Power minister RK Singh has asked industry captains to shift to renewable energy. While many process industries like steel, which operate 24×7, have started pilot projects like using green hydrogen, there’s a long journey ahead.
State discoms do not want to lose their big clients by allowing them open access, and there is a limit to which discoms can provide banking facility due to lack of storage and as peak industry requirements generally coincide.
Steel industry accounts for 8% of the total carbon dioxide emission globally and in India it is slightly higher due to the blast furnace method of steel making, which accounts for more than 95% of the steel produced in India.
“India’s total production capacity is around 150 million tonne and about 50 MT of blast furnace is in the pipeline,” said Santosh Kamath, MD and head of clean energy and energy transition practices, Alvarez & Marsal, a leading global consulting firm.
For every tonne of steel produced, there is two tonne of carbon dioxide emission.
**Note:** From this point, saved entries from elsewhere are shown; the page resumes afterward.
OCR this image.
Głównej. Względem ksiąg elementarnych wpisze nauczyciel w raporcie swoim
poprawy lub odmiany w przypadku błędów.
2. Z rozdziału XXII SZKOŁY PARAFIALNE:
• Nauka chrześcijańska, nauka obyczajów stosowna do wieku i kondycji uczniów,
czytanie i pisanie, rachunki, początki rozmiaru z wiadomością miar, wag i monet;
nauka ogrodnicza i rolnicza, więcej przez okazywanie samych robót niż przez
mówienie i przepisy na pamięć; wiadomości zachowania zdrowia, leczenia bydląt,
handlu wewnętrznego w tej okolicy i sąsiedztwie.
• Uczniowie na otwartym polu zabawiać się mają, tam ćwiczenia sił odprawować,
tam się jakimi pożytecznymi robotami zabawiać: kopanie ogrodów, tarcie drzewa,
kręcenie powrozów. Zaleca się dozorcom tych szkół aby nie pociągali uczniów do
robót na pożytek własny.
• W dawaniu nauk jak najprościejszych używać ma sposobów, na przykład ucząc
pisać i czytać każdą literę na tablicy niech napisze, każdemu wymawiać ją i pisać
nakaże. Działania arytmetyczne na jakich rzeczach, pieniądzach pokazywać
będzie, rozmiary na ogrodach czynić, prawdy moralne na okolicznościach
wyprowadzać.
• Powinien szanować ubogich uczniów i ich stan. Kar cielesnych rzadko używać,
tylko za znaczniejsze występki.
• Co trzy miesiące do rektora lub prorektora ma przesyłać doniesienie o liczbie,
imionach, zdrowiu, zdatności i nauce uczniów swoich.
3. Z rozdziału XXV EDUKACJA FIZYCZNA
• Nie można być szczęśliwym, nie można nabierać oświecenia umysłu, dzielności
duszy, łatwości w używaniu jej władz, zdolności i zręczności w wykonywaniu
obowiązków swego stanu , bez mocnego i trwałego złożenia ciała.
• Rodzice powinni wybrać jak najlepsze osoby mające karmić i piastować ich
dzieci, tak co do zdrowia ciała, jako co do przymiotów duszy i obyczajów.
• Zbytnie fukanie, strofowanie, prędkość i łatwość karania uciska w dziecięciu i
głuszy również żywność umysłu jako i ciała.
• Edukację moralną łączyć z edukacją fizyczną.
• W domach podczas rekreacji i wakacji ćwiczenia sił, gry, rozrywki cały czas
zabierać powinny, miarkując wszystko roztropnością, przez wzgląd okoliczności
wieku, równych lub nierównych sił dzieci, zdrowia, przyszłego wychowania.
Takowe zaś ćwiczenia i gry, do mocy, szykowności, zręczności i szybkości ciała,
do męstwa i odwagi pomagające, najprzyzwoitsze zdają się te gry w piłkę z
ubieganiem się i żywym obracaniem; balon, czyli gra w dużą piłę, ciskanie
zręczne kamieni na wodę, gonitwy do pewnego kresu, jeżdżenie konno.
While aluminum production generates 19 tonne of CO2 emission per tonne of the metal, the size of steel industry makes it the biggest polluting industry.
Another catch in the shift to renewable energy is the cross subsidy surcharge, which makes open access unviable. The surcharge is not levied on consumers that have at least 26% stake (captive) in the generating asset.
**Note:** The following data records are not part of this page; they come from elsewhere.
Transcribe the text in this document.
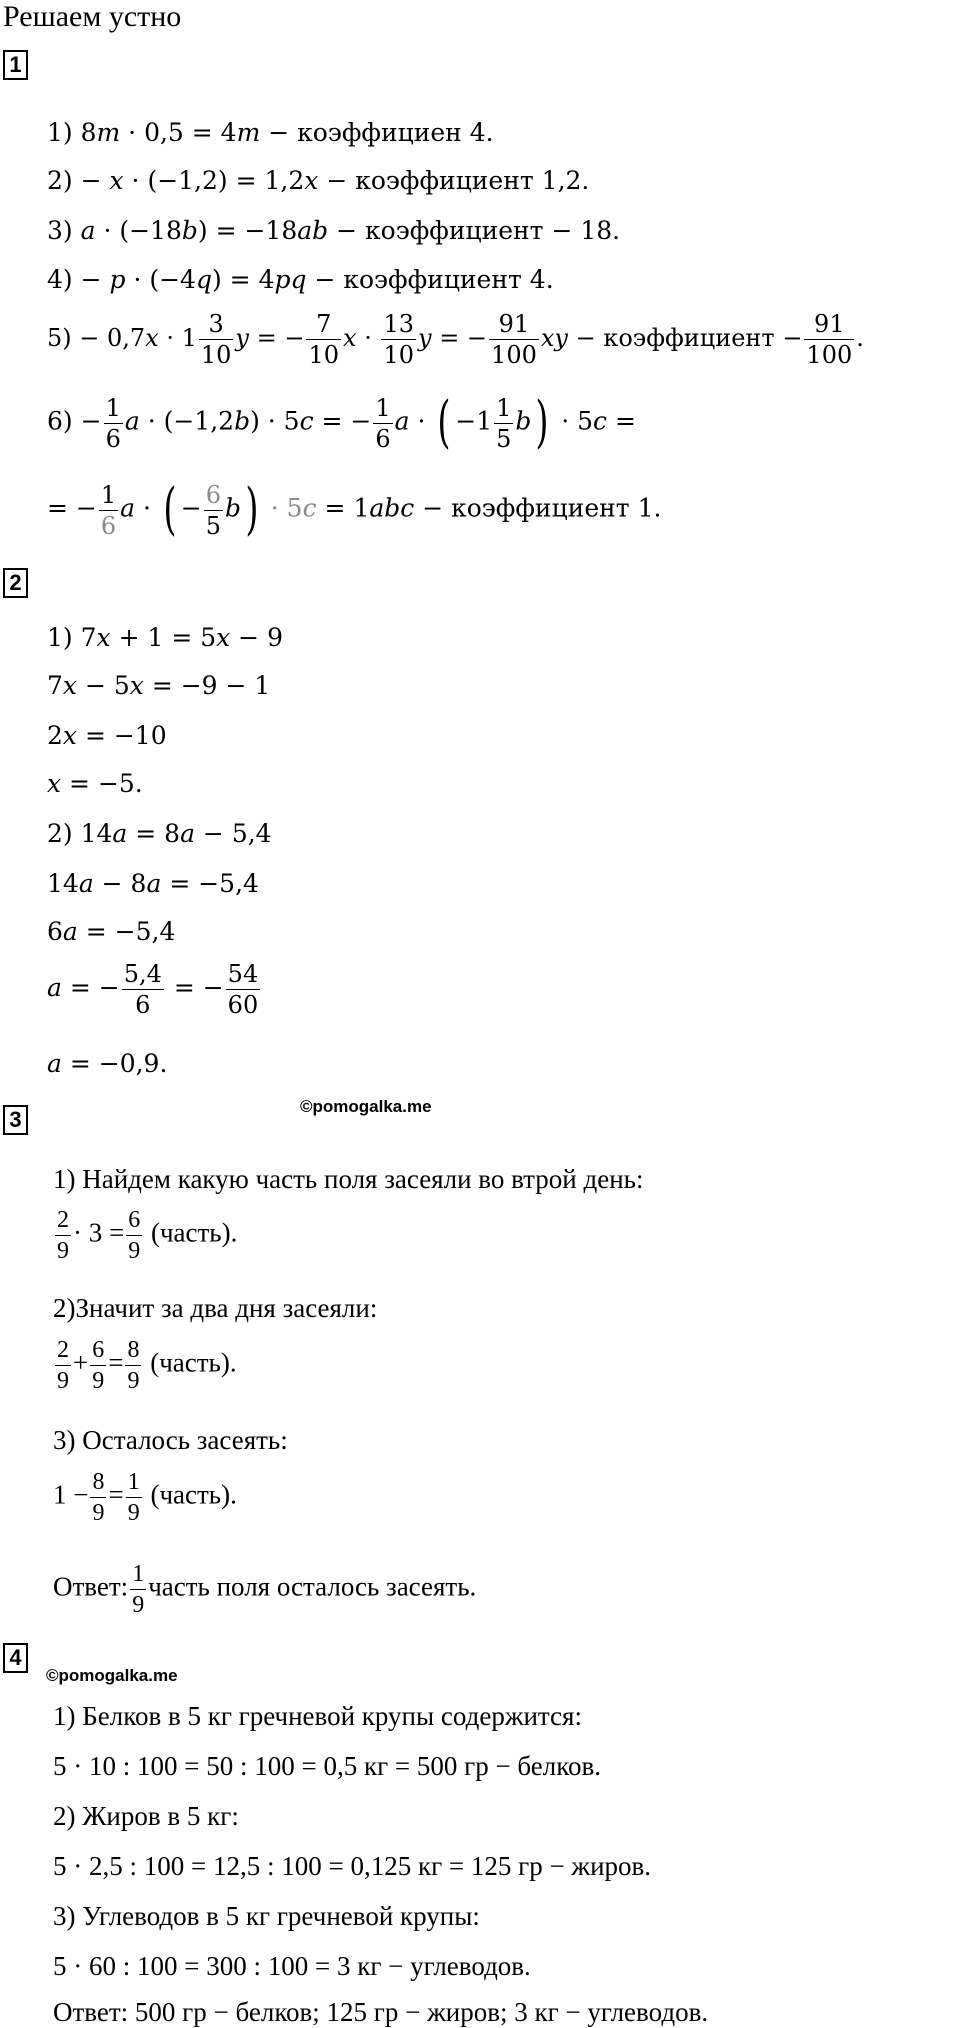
Решаем устно
1
1) 8m · 0,5 = 4m − коэффициен 4.
2) − x · (−1,2) = 1,2x − коэффициент 1,2.
3) a · (−18b) = −18ab − коэффициент − 18.
4) − p · (−4q) = 4pq − коэффициент 4.
$5) - 0,7x \cdot 1 \frac{3}{10}$ y = − $\frac{7}{10}$ $x \cdot \frac{13}{10}$ y = − $\frac{91}{100}$ xy − коэффициент − $\frac{91}{100}$ .
$6) - \frac{1}{6}$ a · (−1,2b) · 5c = − $\frac{1}{6}$ a · ( $-1 \frac{1}{5} b) \cdot 5c$ =
= − $\frac{1}{6}$ a · ( − $\frac{6}{5} b) \cdot 5c = 1abc$ − коэффициент 1.
2
1) 7x + 1 = 5x − 9
7x − 5x = −9 − 1
2x = −10
x = −5.
2) 14a = 8a − 5,4
14a − 8a = −5,4
6a = −5,4
a = − $\frac{5,4}{6}$ = − $\frac{54}{60}$
a = −0,9.
3
©pomogalka.me
1) Найдем какую часть поля засеяли во втрой день:
$\frac{2}{9} \cdot 3 = \frac{6}{9}$ (часть).
2)Значит за два дня засеяли:
$\frac{2}{9} + \frac{6}{9} = \frac{8}{9}$ (часть).
3) Осталось засеять:
$1 - \frac{8}{9} = \frac{1}{9}$ (часть).
Ответ: $\frac{1}{9}$ часть поля осталось засеять.
4
©pomogalka.me
1) Белков в 5 кг гречневой крупы содержится:
5 · 10 : 100 = 50 : 100 = 0,5 кг = 500 гр − белков.
2) Жиров в 5 кг:
5 · 2,5 : 100 = 12,5 : 100 = 0,125 кг = 125 гр − жиров.
3) Углеводов в 5 кг гречневой крупы:
5 · 60 : 100 = 300 : 100 = 3 кг − углеводов.
Ответ: 500 гр − белков; 125 гр − жиров; 3 кг − углеводов.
With landed cost of renewable energy around Rs 4.50-Rs 5 per unit, there’s an advantage of Rs 2 when compared to discom power at about Rs 7-8 per unit. However, with the cross subsidy surcharge of Rs 1.50 and additional surcharge of Rs 1-Rs 1.50, the advantage is lost.
Of the total annual power consumption of 1,500 billion unit (BU) in India, industry accounts for 30% (or 450 BU) and commercial offices account for 10% (or 150 BU). Industry uses 6% renewable energy of its total power requirement.
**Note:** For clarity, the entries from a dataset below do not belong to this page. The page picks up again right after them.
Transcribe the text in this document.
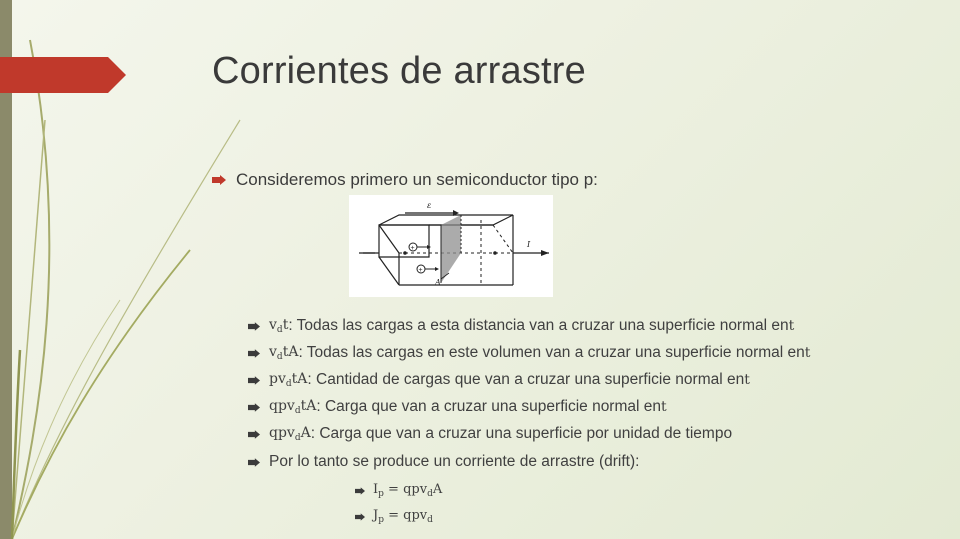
Corrientes de arrastre
Consideremos primero un semiconductor tipo p:
ε
I
+
+
A
$v_dt$ : Todas las cargas a esta distancia van a cruzar una superficie normal en t
$v_dtA$ : Todas las cargas en este volumen van a cruzar una superficie normal en t
$pv_dtA$ : Cantidad de cargas que van a cruzar una superficie normal en t
qpv$_d$tA : Carga que van a cruzar una superficie normal en t
qpv$_d$A : Carga que van a cruzar una superficie por unidad de tiempo
Por lo tanto se produce un corriente de arrastre (drift):
$I_p = qpv_dA$
$J_p = qpv_d$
“This share is going up through captive structuring model, corporate power purchase agreements (PPAs). Large process industries are beginning to look at this option. A lot of them have signed up contracts in the last 2-3 years,” Kamath said.
However, there are challenges in terms of technical feasibility and cost. Theoretically it can go up to 75%-80% through round the clock (RTC) with some storage either in form of pumped storage hydropower or the more expensive battery.
Several industries such as steel, cement, aluminum, textiles and chemicals have begun switching to renewable energy. Tata Steel and Vedanta’s Sesa Goa iron ore business plan to use hydrogen instead of coke in the steel making process.
State-owned engineering consultancy firm Mecon, which provides consultancy to all public steel companies, is in discussion with the Steel Authority of India Ltd (SAIL) for helping them switch to renewable energy.
“We are already in talks with many agencies who can help us in moving ahead in this direction. We have already formed a committee which is looking after green hydrogen also,” Mecon chief general manager (marketing) Sundeep Sinha said recently.